Is flash a cache or pretend disk drive?
Or is this the wrong question for Fusion-io?
Interview Should you use flash solid state drive (SSD) storage as a pretend hard disk drive or as a cache attached to a server’s main bus?
These are two approaches that have emerged about using flash in large scale storage applications. EMC, with the help of STEC, says to use drop-in Fibre-Channel-attached SSDs, which function like very, very fast Fibre Channel hard drives as a small but significant tier zero of storage in large disk drive arrays. IBM, with the help of Fusion-io, thinks you should provide a PCI-e link to separate SSD storage as demonstrated in Project Quicksilver with 4TB of Fusion flash.
Because of its PCI-e bus connect Fusion-io has been thought of as server-accelerating flash and not storage array flash. Not so, says Rick White, one of the three founders of Fusion-io and its chief marketing officer. In the Quicksilver project the flash is a storage array but is connected to an IBM x server's bus. The x server functions, in effect, as a storage array controller.
In this interview Rick White sets out Fusion-io’s approach in the server-vs-storage and SSD connection areas. His replies have been edited to bring out what we think are the main points.
El Reg: What are the issues hard drive storage array vendors should consider when thinking about flash-enabling their storage arrays?
Rick White: The cost of NAND flash is the same no matter where it is deployed in the storage infrastructure. What is different is how effectively it is utilized, and the cost of connecting it in.
Making NAND flash connect up like disks do, behind buses and protocols designed for slow mechanical disks, simply wastes much of the medium’s benefit and increases the cost of connecting it in. Putting NAND flash more directly on the PCIe bus, on the other hand, reduces cost and enhances the capabilities inherent to NAND flash, regardless of whether that's the PCIe bus of a server or the PCIe bus of a storage array appliance (again, see IBM's Project Quicksilver).

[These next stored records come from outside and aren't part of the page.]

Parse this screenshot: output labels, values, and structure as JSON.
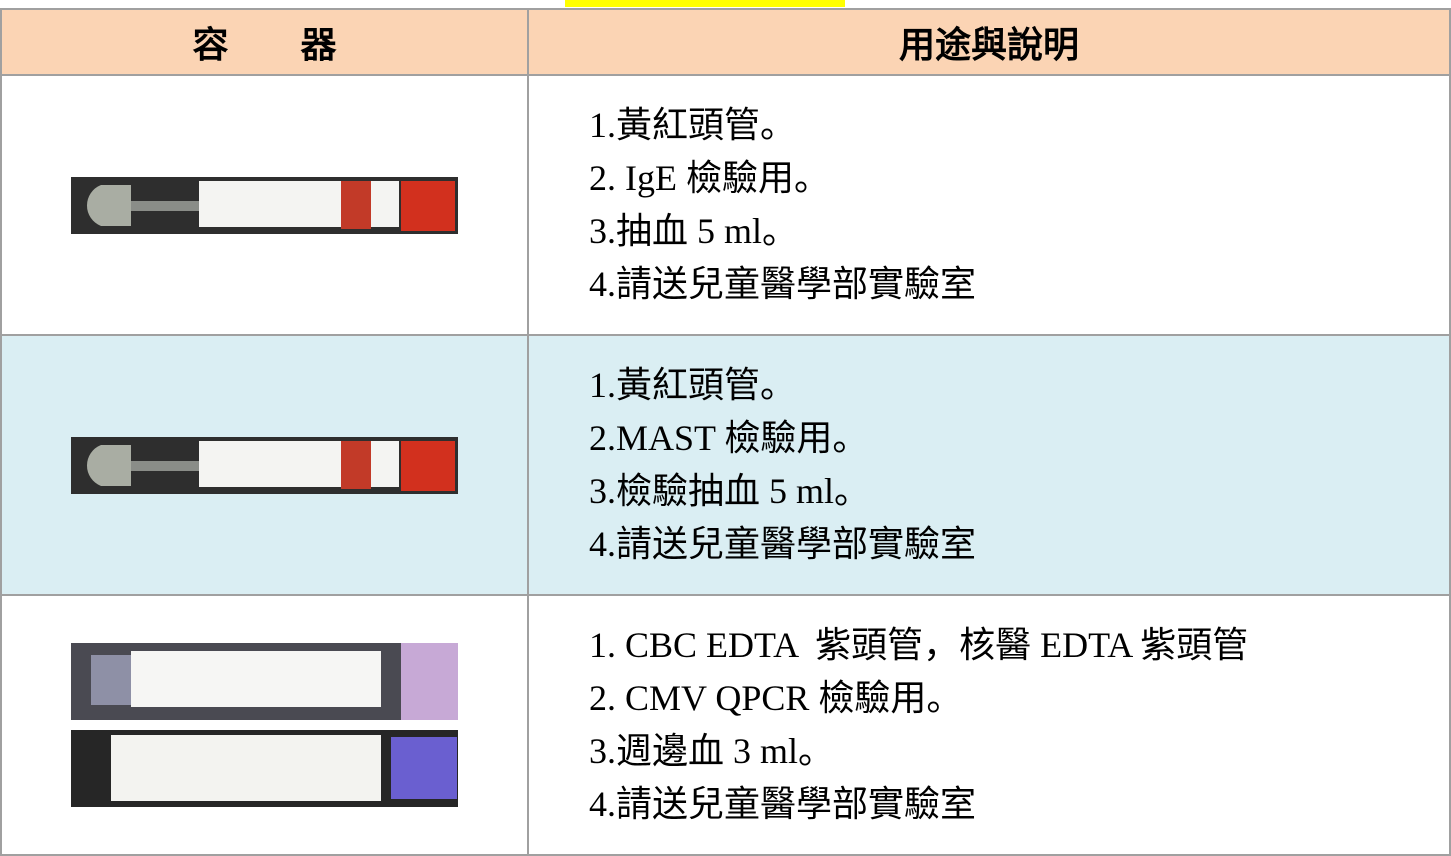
{
  "table": {
    "header": [
      "容　　器",
      "用途與說明"
    ],
    "rows": [
      {
        "lines": [
          "1.黃紅頭管。",
          "2. IgE 檢驗用。",
          "3.抽血 5 ml。",
          "4.請送兒童醫學部實驗室"
        ]
      },
      {
        "lines": [
          "1.黃紅頭管。",
          "2.MAST 檢驗用。",
          "3.檢驗抽血 5 ml。",
          "4.請送兒童醫學部實驗室"
        ]
      },
      {
        "lines": [
          "1. CBC EDTA  紫頭管，核醫 EDTA 紫頭管",
          "2. CMV QPCR 檢驗用。",
          "3.週邊血 3 ml。",
          "4.請送兒童醫學部實驗室"
        ]
      }
    ]
  }
}
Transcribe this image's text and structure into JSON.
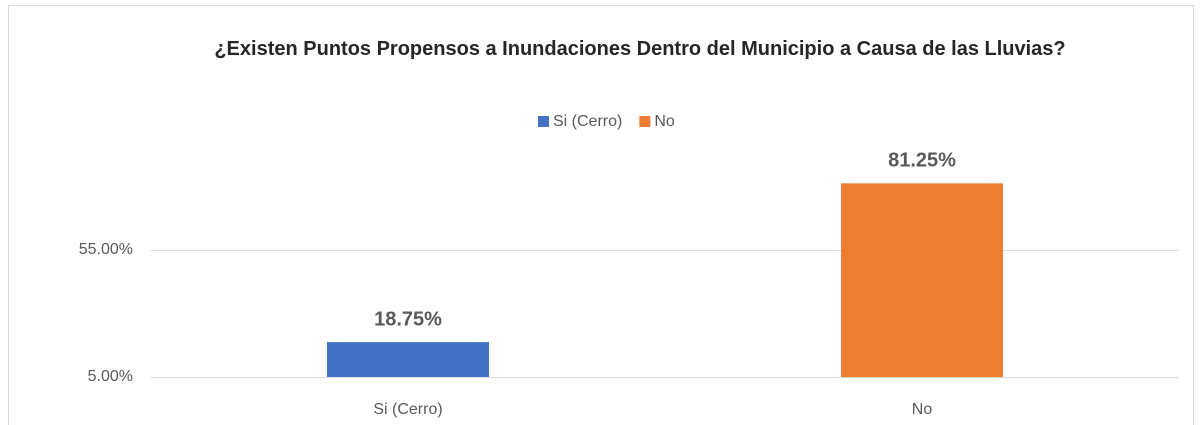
{
  "chart_data": {
    "type": "bar",
    "title": "¿Existen Puntos Propensos a Inundaciones Dentro del Municipio a Causa de las Lluvias?",
    "categories": [
      "Si (Cerro)",
      "No"
    ],
    "values": [
      18.75,
      81.25
    ],
    "value_labels": [
      "18.75%",
      "81.25%"
    ],
    "colors": [
      "#4472c4",
      "#ed7d31"
    ],
    "ylim": [
      5,
      105
    ],
    "yticks": [
      {
        "value": 5,
        "label": "5.00%"
      },
      {
        "value": 55,
        "label": "55.00%"
      }
    ],
    "grid": true,
    "legend": "top"
  }
}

El Reg: How would you compare and contrast SSD-accelerating servers and storage arrays?
Rick White: It's not about accelerating servers vs. accelerating storage arrays. It is about putting the NAND flash as close as possible to the bus that is common to both and through which the data must flow anyway. Today that bus is PCIe.
What people are missing is that, inside of all modern storage array infrastructures, there is a PCIe bus that moves data on / off of FC to / from the DRAM caches. Placing NAND flash directly off that same bus is the best answer.
Indeed the difference between server acceleration and storage array acceleration really goes away when one realizes that storage array infrastructure is actually itself made up of servers turned into appliances. These appliances use the same commodity, off-the-shelf Intel/AMD processors, DRAM, PCIe, FC HBAs, etc. (that is also true for EMC and NetApp appliances). IBM drove this point home with Project Quicksilver, actually pointing out that they used standard X series servers as their SVC appliances.
It's even more startling to note that with the performance and capacity density offered by NAND, the differentiation between a server as a consumer of storage and a server as a supplier of storage simply becomes a question of the software used to export that storage from the box, and how much storage is in the box. NAND gets enough performance density in a standard server to rival specialized storage appliances, where these appliances have to beef up the CPU's memory and PCIe buses to get the throughput.